Still good to collect stuff there
Ye that’s a ptb
deleted by creator
I feel like we need something along the lines of “ML - Yes, that’s lemmy.ml” added to the acronym list. Or maybe “WKB - Well known bastards”?
What’s rule 1 anyway? I don’t want to wade into that cesspool to find out?
Rule 1 is whatever they want it to be. They don’t moderate anything in good faith at ml.
much like codes of conduct I feel like it’s a false flag to handwave bad moderation using questionable interpretations of subjective terminology.
instance rule 1 is no bigotry.
Since dessalines is not a mod but an instance admin I assume that’s the justification for the removal.
“Open-ended question”
Edit: Why you two downvoting this? I literally just quoted the rule to answer their question. lol
I think the instance reason was why it was removed. Otherwise that would be extremely weird enforcement of open ended questions rule. Enforcing it on a random comment, while the original post itself is a single yes/no question…
Why didn’t you ask this in .world?
Not my comment. I was just scrolling through the modlog because I got bored and was (unfortunately not suprised) by this questionable ML modding decision
Ah so it was just a typical “.ml bad hurr durr” post. Sorry, I thought it was something important.
Maybe “.ml bad” posts are typical for a reason.
Yeah. It’s called tribalism.
Is that the only possibility though?

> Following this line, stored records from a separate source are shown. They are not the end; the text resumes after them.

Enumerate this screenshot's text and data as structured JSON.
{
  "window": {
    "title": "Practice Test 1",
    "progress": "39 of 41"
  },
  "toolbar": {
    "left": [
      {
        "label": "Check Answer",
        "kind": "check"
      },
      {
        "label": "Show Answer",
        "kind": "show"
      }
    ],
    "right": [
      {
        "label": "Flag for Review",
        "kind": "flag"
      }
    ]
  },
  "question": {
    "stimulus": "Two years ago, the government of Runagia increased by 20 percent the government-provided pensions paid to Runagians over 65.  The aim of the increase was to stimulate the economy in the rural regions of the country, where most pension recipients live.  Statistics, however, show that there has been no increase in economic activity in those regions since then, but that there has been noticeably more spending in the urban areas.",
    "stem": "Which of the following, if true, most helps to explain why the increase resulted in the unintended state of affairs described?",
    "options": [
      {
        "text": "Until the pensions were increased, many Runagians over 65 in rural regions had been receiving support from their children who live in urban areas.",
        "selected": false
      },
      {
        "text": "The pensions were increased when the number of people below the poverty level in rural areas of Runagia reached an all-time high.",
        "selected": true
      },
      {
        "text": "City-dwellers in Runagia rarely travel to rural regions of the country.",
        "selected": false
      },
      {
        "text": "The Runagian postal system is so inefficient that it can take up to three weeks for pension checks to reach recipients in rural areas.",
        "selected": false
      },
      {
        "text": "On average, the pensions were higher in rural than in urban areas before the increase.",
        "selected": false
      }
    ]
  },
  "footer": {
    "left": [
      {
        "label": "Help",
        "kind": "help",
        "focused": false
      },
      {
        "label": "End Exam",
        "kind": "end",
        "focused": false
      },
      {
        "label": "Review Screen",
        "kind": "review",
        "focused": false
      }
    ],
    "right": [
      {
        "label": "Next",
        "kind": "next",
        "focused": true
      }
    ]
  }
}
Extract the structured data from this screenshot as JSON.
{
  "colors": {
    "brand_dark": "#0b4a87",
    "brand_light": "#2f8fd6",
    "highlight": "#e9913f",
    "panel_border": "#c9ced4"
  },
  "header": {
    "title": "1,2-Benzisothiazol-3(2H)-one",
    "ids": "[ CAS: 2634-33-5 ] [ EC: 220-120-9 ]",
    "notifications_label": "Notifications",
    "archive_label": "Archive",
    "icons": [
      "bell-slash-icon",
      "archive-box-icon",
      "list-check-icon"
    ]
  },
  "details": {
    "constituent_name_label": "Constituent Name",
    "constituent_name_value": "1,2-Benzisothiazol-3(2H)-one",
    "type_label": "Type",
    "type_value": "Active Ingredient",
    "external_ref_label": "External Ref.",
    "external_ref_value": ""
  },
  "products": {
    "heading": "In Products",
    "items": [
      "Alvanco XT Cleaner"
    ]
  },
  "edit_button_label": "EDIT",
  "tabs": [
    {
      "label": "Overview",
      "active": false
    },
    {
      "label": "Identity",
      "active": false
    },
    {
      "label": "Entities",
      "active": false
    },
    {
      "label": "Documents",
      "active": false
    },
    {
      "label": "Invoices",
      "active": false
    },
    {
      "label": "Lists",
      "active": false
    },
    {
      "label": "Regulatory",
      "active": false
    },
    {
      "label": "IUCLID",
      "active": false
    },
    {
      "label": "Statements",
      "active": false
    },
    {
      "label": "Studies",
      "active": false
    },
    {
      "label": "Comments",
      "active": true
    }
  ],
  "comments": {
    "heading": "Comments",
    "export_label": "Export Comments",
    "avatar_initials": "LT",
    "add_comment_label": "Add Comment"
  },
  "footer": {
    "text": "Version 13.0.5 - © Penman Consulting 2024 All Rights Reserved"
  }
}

Is there maybe a chance that .ml is bad?
Yeah. It’s tribalism.
Oh, I see. It is tribalism. On your part.
Well to me it’s important that the main lemmy dev blantantly removes anything questioning Russia’s imperialist war in Ukraine but suit yourself.
I mean what implications would it have for Lemmy if their main dev became affiliated with possibly sanctioned Russian companies, probably wouldn’t mean good things for Lemmy as a project and since Sublinks is nowhere near there yet that could mean big problems for the Forums side of the Fediverse.
There is also both Mbin and PieFed that are fairly developed.
The problem is being able to migrate existing instances to those, not just having other software available. Current instances can’t easily move over at the drop of a hat, for many it would straight up kill them to have to start from scratch. And as far as I’m aware Lemmy Database isn’t compatible with either so they’d have to start from scratch on the new software.
Once a Piefed instance is mature enough, I could consider asking a few communities I mod if they would be okay to migrate to it.
!casualconversation@lemm.ee for instance doesn’t really need to be able to edit past posts, and we already moved from LW to lemm.ee. Moving again to another instance wouldn’t be that different.
Thank you for the explanation.
Although there are existing instances of Mbin and PieFed that I would guess would not have that problem, bc they already have posts in their own respective formats? And any new Lemmy instance I thought would have the same issues - as in even if an older post would federate, the comments and votes that happened prior to that action would not (if I’m reading https://discuss.tchncs.de/post/1907501 correctly), plus even existing ones like aussie.zone seem like they can lose content if the backlog of bulk sending of actions does not get cleared within 7 days time.
Still, it’s an excellent point about existing instances already running Lemmy not wanting to switch to Mbin or PieFed, but that could perhaps switch to Sublinks.
Though individual users could move, and still keep posting to the same communities as they had been.